Simultaneous rational approximations of multiples of the golden ratio

Question

My question concerns potential simultaneous rational approximations of irrational numbers.

Let $\alpha = \frac{1 + \sqrt{5}}{2}$ be the golden ratio, and $k \in \mathbb{N}$ a positive integer. In what follows, for a real number $x$, $|x|$ is the distance from $x$ to $\mathbb{Z}$.

I'm going to try to find good rational approximations of both $\alpha$ and $k\alpha$ with the same denominator. My precise question is the following.

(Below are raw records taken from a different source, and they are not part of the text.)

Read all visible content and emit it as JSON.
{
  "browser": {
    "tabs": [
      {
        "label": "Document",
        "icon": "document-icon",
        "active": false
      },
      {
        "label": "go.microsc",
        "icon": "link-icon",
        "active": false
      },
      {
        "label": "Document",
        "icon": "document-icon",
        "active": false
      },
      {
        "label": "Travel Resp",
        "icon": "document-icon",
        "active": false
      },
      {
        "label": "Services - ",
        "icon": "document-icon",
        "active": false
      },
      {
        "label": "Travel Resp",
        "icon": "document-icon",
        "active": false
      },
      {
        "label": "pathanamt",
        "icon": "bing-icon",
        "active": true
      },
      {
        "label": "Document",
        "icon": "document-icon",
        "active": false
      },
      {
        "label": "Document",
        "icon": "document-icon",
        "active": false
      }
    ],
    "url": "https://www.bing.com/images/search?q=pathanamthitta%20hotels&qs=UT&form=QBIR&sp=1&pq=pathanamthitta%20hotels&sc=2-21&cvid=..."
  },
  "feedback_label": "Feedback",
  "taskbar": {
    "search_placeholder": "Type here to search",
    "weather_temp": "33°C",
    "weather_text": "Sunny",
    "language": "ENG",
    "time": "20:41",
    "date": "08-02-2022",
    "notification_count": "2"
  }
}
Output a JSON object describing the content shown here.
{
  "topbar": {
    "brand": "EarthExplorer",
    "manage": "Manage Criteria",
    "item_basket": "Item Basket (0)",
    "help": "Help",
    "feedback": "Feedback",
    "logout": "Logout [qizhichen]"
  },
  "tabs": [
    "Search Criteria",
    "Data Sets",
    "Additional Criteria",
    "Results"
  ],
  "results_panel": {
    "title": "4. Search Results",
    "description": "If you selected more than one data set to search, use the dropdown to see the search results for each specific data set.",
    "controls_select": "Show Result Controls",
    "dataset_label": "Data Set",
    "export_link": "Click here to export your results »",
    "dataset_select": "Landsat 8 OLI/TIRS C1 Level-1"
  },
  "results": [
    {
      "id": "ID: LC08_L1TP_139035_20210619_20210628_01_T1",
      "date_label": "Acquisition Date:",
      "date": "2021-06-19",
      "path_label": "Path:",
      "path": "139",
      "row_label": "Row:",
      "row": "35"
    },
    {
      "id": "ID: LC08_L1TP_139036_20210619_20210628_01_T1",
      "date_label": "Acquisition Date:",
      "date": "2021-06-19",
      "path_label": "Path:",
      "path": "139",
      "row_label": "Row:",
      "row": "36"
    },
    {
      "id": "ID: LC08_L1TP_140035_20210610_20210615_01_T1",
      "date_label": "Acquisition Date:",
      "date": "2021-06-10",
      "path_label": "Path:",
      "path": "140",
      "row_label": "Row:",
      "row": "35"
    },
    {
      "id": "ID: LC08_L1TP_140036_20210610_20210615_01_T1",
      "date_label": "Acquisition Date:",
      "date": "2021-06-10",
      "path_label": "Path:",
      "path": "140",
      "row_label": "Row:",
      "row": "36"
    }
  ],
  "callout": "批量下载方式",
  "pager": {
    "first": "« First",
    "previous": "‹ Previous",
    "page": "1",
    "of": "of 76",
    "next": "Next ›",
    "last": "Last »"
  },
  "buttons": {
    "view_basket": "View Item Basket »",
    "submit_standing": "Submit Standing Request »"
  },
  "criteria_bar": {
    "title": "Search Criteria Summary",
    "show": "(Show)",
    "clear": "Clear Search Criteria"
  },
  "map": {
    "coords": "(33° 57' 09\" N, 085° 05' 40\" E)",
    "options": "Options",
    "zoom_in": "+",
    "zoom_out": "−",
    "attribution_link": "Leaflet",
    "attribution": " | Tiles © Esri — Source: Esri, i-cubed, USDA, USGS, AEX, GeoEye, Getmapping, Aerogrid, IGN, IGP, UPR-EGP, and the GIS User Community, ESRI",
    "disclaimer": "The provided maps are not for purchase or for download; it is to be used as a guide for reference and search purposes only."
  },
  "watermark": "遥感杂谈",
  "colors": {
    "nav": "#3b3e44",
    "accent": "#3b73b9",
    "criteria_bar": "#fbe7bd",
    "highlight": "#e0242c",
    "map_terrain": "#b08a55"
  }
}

Fix a positive $\epsilon >0$. I was wondering if it were possible to characterise those integers $k$ as above such that there exists a sequence $(n_m)_{m \in \mathbb{N}}$ such that the two followings things hold

1. $|n_m \alpha| \rightarrow 0$
2. $|n_m (k\alpha)| \leq \frac{\epsilon}{n_m}$

A basic remark is that for such a sequence to exist it is necessary that $\epsilon$ be less than $\frac{C}{k}$ for $C$ the constant such that for all $n$ we have $|n \alpha| \geq \frac{C}{n}$.

More precise questions are:

Question 1. Could it be true that for a given $\epsilon$, it is possible to find such a sequence for any $k$ big enough?

Question 2. If the answer to the previous question is no. Given $\epsilon$, can anyone say anything about the density of the set of $k$s such that the property above holds? In particular, does this density tend to zero when $\epsilon$ tend to $0$?

Answer 1

Note that since you want $|n_m \alpha| \to 0$ this implies that for almost all $m$ you have $|n_m \alpha| < \frac{1}{2k}$, and in that case you have $ |n_m k \alpha | = k |n_m \alpha |$. You can have $|n_m \alpha | \leq \frac1{n_m \sqrt5}$, so $\epsilon = \frac{k}{\sqrt 5}$, and this is optimal, because for any $C > \sqrt 5$ you have only a finite number of solutions to $|n_m \alpha| \leq \frac{1}{C n_m}$.

This means that counterintuitively, increasing $k$ actually increases $\epsilon$, not decreases it, which isn't what happens if you don't insist on also approximating $\alpha$, where you can have $\epsilon = \frac1{k\sqrt5}$.